While automated Information Retrieval (IR) technologies have enabled people to quickly and easily find desired information, development of these technologies has historically depended on slow, tedious, and expensive data annotation. For example, the Cranfield paradigm for evaluating IR systems depends on human judges manually assessing documents for topical relevance. Although recent advances in stochastic evaluation algorithms have greatly reduced the number of such assessments needed for reliable evaluation, assessment nonetheless remains an expensive and slow process.
Crowdsourcing represents a promising new avenue for reducing effort, time, and cost involved in evaluating search. The key idea of crowdsourcing is to employ a large number of laymen rather than a few experts for data annotation. While often individually less reliable, studies have found that laymen in aggregate often produce superior annotations at significantly lower cost. Crowdsourcing has also facilitated exciting new opportunities to perform and utilize search evaluation in creative ways by leveraging the breadth of backgrounds, geographic dispersion, and near real-time response of annotators made possible by crowdsourcing.

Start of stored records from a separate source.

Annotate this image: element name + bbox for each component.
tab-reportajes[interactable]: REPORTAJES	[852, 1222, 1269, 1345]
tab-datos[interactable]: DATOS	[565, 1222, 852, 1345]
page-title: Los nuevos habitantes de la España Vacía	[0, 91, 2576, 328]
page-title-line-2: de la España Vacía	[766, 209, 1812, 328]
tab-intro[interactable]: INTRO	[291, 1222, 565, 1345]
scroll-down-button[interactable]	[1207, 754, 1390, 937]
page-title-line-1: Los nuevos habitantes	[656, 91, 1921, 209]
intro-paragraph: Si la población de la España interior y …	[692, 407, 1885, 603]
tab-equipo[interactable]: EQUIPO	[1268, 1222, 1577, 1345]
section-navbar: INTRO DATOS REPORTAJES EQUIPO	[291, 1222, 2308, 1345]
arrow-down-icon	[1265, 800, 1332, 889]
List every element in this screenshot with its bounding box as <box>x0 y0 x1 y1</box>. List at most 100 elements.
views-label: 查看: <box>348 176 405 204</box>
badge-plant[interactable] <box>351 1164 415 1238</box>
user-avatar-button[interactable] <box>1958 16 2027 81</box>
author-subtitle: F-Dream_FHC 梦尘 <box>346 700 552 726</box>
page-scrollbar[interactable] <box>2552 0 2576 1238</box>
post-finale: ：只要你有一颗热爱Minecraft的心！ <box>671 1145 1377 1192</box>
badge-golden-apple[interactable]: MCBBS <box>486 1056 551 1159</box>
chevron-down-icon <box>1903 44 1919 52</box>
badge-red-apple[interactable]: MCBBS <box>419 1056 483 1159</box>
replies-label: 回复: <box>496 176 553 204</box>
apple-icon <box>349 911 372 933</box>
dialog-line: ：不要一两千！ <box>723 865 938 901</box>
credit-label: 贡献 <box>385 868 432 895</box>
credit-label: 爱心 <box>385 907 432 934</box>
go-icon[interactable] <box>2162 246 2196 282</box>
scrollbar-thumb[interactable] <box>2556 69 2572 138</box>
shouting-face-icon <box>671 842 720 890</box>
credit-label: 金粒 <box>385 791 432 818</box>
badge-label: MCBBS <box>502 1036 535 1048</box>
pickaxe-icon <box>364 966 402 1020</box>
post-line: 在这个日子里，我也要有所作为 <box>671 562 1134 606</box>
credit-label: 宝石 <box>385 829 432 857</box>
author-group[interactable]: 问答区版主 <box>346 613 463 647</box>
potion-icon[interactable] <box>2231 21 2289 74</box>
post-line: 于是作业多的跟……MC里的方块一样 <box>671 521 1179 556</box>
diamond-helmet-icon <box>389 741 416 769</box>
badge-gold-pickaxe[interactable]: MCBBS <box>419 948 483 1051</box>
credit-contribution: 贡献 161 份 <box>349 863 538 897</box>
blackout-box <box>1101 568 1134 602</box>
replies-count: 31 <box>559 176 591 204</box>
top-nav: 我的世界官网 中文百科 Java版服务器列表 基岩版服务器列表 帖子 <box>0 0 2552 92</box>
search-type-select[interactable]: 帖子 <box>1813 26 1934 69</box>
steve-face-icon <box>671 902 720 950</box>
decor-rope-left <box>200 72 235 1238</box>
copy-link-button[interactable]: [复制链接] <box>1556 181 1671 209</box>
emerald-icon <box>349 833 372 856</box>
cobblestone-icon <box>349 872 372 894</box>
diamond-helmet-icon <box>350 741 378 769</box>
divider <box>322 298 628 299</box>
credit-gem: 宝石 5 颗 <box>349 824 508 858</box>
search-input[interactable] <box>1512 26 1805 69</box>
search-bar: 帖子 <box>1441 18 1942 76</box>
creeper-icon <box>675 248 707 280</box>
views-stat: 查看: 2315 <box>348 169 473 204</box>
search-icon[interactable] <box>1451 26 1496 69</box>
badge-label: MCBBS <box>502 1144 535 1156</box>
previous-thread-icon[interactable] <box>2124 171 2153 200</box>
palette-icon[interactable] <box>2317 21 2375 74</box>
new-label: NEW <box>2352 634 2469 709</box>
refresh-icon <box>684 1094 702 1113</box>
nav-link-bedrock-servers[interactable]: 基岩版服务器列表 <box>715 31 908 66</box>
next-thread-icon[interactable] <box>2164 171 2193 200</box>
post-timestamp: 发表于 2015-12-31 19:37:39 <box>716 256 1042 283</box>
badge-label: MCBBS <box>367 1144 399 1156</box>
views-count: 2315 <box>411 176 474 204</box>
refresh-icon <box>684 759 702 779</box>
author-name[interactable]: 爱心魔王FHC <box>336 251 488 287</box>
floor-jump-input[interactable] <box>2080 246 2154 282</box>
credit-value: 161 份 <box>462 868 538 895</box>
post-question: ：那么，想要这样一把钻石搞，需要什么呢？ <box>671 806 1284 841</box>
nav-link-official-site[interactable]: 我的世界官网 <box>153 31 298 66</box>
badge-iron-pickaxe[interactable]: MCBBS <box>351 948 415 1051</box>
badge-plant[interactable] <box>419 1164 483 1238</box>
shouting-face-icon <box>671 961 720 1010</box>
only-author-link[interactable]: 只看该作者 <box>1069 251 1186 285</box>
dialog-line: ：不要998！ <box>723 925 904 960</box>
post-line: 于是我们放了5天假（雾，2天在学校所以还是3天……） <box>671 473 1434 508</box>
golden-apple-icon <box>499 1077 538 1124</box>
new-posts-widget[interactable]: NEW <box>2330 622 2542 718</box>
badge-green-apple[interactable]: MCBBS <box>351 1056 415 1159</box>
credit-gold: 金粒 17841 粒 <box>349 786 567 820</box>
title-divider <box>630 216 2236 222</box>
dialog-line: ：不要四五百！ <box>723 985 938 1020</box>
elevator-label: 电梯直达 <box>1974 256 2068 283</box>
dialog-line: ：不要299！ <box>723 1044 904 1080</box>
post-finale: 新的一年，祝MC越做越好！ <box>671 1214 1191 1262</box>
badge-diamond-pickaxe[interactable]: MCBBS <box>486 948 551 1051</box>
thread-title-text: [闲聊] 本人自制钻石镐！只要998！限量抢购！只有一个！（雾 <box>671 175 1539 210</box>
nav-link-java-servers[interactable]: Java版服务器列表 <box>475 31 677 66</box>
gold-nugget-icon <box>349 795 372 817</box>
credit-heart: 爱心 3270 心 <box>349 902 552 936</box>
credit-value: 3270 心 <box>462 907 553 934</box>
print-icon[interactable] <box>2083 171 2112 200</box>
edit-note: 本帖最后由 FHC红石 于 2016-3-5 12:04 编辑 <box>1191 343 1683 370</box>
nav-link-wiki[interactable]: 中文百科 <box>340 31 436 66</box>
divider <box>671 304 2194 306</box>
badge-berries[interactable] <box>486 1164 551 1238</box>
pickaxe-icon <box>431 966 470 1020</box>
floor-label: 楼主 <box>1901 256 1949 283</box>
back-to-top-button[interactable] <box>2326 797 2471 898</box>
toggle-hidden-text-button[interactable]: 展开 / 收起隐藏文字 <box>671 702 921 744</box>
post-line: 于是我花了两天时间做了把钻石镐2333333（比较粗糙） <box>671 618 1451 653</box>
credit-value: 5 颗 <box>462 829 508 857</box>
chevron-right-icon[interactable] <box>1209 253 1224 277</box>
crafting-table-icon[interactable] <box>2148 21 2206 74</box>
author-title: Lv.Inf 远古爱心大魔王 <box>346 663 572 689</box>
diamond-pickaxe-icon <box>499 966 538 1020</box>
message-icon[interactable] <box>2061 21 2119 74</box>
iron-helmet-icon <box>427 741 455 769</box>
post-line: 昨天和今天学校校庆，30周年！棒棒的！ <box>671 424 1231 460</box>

While search evaluation studies using crowdsourcing have been quite encouraging, many questions remain as to how crowdsourcing technologies can be most effectively employed. How can varying incentive structures be best leveraged individually or in combination: financial (pay for annotations), goodwill (donate to a charity in proportion to work performed), prestige (credit and publicize annotators for quantity and quality produced), or fun (create a game producing annotations as a byproduct). How can we encourage greater participation from the most effective annotators? How can spammers be quickly and accurately detected? What form of technological interfaces and interaction mechanisms are most useful? Overall, greater exploration and experimentation is needed to formulate new theory, methodology, and best practices for most effectively employing crowdsourcing for search evaluation.